Question : Le président Chirac a quand même fait comprendre qu'il faudrait procéder rapidement vers la réforme maintenant. A Amsterdam cela a déjà échoué, avez-vous plus d'espoir maintenant ?
 
Réponse : Oui, encore une fois sur le calendrier, l'idée française c'est qu'il faut se mettre d'accord avant la concrétisation du prochain élargissement. Donc, nous avons un certain temps. Un temps que l'on ne connaît pas, mais nous avons le temps de discuter, de réfléchir. A Amsterdam, malheureusement, nous avons abouti à des conclusions qui nous semblent insuffisantes. Elles ne sont pas négligeables, il y a deux ou trois choses très utiles comme les coopérations renforcées. Néanmoins, cela ne suffit pas à assurer le bon fonctionnement de l'Union européenne pour l'avenir. Il faut donc, reprendre le sujet. Ce n'est pas parce que nous n'avons pas conclu à Amsterdam qu'il faut abandonner le sujet. Il est souvent arrivé en Europe que l'on ne puisse pas traiter un problème, et bien on continue à en parler jusqu'à ce que l'on ait trouvé une solution.

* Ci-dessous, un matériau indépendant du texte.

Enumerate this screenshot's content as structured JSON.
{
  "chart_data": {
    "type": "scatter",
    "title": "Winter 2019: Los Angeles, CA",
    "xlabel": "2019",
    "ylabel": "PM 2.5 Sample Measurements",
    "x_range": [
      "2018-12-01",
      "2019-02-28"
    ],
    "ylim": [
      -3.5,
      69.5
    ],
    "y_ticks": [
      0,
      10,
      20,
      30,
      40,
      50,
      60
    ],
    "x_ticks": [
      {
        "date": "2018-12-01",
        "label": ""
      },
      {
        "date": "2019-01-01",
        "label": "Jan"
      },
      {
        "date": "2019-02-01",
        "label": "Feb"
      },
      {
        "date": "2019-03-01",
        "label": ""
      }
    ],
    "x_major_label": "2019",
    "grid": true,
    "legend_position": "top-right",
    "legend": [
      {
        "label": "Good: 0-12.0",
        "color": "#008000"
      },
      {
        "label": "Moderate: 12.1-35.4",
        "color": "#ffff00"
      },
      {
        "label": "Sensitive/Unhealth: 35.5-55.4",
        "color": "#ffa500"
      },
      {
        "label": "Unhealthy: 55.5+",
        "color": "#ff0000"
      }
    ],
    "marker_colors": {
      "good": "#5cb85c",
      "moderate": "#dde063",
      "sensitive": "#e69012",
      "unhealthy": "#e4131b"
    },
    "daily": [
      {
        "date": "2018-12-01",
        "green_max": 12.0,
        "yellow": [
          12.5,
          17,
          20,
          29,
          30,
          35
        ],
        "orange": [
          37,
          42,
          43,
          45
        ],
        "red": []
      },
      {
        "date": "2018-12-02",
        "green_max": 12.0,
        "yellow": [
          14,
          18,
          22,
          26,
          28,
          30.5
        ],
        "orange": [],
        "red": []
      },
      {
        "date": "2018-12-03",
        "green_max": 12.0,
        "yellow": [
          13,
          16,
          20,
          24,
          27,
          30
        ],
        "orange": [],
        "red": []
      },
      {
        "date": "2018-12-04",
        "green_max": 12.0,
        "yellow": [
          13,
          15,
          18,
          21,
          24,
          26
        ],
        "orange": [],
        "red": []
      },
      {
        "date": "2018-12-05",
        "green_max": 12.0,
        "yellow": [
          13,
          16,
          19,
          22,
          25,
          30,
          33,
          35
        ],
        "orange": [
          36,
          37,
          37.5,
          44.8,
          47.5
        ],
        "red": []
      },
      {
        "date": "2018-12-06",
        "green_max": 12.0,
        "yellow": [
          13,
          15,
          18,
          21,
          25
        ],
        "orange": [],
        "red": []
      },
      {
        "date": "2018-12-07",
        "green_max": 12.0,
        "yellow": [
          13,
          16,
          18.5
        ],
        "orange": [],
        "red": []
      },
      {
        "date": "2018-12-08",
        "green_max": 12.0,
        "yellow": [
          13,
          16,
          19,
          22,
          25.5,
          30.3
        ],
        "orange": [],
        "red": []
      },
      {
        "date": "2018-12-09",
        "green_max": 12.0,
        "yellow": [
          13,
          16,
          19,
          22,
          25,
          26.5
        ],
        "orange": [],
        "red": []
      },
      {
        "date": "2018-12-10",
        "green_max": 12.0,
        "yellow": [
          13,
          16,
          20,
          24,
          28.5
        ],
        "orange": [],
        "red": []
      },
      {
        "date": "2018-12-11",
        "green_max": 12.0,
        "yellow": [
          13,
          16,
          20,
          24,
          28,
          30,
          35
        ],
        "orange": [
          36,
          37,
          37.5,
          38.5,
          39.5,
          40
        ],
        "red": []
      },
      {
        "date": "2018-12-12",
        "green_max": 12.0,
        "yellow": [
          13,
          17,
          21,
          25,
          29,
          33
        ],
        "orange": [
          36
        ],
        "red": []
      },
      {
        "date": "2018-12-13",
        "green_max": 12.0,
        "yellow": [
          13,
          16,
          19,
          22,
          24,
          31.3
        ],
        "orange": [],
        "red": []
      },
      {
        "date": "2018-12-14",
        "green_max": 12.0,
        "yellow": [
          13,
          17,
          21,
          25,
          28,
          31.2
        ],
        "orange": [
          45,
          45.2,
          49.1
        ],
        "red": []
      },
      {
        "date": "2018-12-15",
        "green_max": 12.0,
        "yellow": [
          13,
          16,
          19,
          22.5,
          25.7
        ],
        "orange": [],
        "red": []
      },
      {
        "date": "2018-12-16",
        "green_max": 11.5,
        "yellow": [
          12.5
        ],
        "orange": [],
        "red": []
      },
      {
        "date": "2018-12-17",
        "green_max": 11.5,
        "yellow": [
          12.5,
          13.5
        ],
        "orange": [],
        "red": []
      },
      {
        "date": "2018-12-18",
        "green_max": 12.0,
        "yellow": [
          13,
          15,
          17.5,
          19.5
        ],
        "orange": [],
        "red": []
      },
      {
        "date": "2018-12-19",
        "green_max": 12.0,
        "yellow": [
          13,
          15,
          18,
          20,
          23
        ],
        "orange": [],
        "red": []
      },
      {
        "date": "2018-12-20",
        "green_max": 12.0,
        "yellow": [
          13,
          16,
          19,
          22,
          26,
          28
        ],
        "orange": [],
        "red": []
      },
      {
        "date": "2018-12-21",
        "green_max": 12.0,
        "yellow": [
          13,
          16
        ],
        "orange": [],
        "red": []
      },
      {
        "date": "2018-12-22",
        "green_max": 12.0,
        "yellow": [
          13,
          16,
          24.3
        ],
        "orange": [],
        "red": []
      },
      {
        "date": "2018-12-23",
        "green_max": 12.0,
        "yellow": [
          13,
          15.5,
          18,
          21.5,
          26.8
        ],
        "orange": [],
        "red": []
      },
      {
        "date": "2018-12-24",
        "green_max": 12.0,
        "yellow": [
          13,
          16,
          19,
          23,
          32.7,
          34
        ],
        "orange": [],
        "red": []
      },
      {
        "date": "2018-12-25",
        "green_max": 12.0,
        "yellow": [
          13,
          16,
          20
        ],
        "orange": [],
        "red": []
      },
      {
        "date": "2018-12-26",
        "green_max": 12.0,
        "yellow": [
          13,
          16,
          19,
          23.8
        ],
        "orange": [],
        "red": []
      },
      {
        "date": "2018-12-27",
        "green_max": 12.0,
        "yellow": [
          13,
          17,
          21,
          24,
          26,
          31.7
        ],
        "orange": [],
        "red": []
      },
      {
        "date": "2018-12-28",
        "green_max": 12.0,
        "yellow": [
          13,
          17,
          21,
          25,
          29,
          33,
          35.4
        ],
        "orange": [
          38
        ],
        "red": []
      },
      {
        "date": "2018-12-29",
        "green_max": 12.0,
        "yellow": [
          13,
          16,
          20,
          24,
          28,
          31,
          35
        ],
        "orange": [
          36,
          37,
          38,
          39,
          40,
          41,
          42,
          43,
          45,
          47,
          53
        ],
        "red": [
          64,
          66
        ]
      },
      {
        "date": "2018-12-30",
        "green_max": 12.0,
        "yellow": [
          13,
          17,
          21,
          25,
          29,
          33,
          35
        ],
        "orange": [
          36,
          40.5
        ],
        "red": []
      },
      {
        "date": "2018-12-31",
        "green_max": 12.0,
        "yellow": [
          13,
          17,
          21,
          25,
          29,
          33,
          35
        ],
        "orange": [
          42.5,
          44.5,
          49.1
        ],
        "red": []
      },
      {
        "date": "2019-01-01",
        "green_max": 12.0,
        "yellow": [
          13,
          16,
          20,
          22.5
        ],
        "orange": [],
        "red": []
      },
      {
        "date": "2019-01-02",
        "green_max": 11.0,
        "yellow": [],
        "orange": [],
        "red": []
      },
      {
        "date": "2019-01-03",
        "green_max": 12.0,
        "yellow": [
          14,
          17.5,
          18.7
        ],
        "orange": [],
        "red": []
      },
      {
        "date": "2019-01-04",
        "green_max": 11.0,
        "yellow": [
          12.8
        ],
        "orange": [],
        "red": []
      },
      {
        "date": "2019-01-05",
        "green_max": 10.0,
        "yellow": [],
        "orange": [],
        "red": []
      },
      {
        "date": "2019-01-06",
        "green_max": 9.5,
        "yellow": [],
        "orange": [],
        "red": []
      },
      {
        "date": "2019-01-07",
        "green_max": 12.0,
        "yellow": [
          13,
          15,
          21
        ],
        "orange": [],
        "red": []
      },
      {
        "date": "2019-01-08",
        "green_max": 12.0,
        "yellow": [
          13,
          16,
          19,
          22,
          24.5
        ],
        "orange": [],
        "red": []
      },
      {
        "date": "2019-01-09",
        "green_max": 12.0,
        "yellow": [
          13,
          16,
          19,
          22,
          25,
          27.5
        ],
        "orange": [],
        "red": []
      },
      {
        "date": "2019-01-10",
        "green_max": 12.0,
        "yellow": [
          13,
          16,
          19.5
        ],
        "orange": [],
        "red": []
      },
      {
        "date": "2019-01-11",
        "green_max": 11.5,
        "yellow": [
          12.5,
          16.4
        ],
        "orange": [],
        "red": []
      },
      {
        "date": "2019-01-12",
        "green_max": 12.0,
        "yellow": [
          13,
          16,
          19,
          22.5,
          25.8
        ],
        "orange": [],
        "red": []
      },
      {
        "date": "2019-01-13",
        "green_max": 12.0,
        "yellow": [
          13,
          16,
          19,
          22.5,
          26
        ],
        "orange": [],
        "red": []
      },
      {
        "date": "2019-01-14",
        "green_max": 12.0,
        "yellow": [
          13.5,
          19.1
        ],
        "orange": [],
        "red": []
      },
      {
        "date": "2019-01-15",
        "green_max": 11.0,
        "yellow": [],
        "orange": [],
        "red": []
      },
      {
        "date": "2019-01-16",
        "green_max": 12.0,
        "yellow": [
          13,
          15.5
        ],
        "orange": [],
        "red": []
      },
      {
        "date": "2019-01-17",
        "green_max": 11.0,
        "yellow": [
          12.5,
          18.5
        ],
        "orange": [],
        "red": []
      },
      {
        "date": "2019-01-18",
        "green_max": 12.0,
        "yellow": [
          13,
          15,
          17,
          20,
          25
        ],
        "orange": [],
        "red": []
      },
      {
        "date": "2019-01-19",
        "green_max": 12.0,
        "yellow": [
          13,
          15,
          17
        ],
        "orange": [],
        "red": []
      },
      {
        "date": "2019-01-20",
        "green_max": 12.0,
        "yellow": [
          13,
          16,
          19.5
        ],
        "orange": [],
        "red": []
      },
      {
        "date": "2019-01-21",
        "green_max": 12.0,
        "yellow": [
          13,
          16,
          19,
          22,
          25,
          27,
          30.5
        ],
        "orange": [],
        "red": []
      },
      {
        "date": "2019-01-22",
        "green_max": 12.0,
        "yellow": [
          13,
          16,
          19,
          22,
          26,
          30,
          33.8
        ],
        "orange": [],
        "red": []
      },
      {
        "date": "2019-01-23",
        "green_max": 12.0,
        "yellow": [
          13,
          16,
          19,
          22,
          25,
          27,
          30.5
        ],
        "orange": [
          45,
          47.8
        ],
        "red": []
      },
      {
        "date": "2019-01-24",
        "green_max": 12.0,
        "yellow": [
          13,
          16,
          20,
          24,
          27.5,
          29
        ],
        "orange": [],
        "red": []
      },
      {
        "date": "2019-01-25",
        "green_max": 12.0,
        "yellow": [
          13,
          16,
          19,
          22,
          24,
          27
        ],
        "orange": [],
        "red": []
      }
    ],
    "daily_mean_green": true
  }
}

Question : Ensuite sur la question du Conseil de l'euro, qu'est-ce que vous souhaitez exactement du fonctionnement de ce Conseil de l'euro ? Est-ce que c'est seulement un forum de discussion ? Quelles compétences devrait-il avoir, à votre avis ?

Réponse : Et bien, il y a deux réponses. D'abord à Luxembourg, il y a un arbitrage sur ce point, on a déterminé quels étaient les pays qui avaient vocation à être dans le Conseil de l'euro, quels étaient les sujets sur lesquels les ministres des pays participants à l'euro travailleraient ensemble et quels étaient les autres sujets sur lesquels les ministres du conseil Ecofin  continuent à travailler. Nous avons donc déjà répondu de façon théorique, sur ce point.
Pour le reste, c'est la réalité qui commandera. C'est-à-dire que les ministres des pays participants à l'euro auront des problèmes à traiter ensemble, et qu'ils les traiteront ensembles dans le Conseil de l'euro. Aujourd'hui, on ne peut donc pas répondre à votre question de façon théorique, a priori. Dans six mois, dans un an, je crois que l'on verra très bien à quoi sert le Conseil de l'euro. Cela s'imposera.